Unexpectedly large charge radii of neutron-rich calcium isotopes

TL;DR

This paper reports the first measurements of charge radii for neutron-rich calcium isotopes 49, 51, and 52, revealing unexpectedly large sizes that challenge existing nuclear models and the doubly-magic nature of 52Ca.

Contribution

It provides new experimental data on charge radii of calcium isotopes and compares them with advanced theoretical calculations, highlighting unexpected size increases.

Findings

Charge radii of 49, 51, 52Ca measured for the first time.

Large increase in size of neutron-rich calcium isotopes beyond N=28.

Challenges the doubly-magic nature of 52Ca.

Abstract

Despite being a complex many-body system, the atomic nucleus exhibits simple structures for certain "magic" numbers of protons and neutrons.
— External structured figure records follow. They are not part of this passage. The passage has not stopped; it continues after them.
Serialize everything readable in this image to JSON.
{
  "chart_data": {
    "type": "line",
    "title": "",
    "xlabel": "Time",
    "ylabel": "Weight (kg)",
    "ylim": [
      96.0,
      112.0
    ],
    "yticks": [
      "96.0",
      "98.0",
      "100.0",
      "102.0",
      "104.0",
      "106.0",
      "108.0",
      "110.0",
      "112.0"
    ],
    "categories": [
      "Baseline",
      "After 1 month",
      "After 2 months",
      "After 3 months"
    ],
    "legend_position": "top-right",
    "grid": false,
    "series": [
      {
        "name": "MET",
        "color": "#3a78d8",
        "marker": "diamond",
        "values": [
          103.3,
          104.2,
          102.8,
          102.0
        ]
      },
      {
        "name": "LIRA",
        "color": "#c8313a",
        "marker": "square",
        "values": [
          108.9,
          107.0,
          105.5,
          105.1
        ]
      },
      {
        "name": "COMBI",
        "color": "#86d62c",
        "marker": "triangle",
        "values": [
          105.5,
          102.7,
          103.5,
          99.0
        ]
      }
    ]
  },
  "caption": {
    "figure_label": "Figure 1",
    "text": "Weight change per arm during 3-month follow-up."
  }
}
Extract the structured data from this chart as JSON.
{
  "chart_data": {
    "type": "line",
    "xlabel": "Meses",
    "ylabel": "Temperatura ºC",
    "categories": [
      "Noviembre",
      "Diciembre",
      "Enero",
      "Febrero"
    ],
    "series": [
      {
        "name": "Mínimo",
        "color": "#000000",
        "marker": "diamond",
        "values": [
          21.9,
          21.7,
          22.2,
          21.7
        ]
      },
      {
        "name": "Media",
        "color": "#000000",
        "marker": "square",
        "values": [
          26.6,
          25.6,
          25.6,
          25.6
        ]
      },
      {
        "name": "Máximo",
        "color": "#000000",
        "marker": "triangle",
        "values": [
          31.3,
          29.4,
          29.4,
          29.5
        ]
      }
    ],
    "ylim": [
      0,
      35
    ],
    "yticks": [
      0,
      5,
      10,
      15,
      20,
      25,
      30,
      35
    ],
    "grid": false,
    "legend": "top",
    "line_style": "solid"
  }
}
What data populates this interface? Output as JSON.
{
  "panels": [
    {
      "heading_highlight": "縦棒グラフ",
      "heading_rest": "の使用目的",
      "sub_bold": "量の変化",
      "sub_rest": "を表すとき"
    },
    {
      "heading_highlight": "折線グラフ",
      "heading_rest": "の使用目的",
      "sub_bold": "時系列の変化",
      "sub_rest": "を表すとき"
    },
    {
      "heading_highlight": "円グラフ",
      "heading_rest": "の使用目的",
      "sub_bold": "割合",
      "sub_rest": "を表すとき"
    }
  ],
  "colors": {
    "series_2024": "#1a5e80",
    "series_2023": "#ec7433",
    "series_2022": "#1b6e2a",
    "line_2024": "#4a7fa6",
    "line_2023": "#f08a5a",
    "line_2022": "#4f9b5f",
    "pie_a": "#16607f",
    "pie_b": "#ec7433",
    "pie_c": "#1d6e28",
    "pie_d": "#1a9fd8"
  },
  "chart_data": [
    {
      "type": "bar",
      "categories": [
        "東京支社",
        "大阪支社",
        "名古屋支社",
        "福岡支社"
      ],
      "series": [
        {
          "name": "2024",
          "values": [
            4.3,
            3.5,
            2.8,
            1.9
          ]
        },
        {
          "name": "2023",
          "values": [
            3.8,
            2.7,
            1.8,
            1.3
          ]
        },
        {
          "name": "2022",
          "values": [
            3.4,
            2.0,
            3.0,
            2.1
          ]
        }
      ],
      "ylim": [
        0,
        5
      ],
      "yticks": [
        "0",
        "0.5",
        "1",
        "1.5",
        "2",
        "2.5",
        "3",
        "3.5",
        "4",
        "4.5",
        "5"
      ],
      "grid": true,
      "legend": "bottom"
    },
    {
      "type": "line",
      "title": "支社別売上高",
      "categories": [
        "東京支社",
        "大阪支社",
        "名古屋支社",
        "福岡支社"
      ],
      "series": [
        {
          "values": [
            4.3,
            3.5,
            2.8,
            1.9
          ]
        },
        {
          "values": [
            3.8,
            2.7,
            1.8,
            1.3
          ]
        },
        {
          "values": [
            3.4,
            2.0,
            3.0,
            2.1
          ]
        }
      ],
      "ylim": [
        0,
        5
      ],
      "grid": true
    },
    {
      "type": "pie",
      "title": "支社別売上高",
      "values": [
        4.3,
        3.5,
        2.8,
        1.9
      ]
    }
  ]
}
The calcium chain in particular is both unique and puzzling: evidence of doubly-magic features are known in 40,48Ca, and recently suggested in two radioactive isotopes, 52,54Ca. Although many properties of experimentally known Ca isotopes have been successfully described by nuclear theory, it is still a challenge to predict their charge radii evolution. Here we present the first measurements of the charge radii of 49,51,52Ca, obtained from laser spectroscopy experiments at ISOLDE, CERN. The experimental results are complemented by state-of-the-art theoretical calculations. The large and unexpected increase of the size of the neutron-rich calcium isotopes beyond N = 28 challenges the doubly-magic nature of 52Ca and opens new intriguing questions on the evolution of nuclear sizes away from stability, which are of importance for our understanding of neutron-rich atomic nuclei.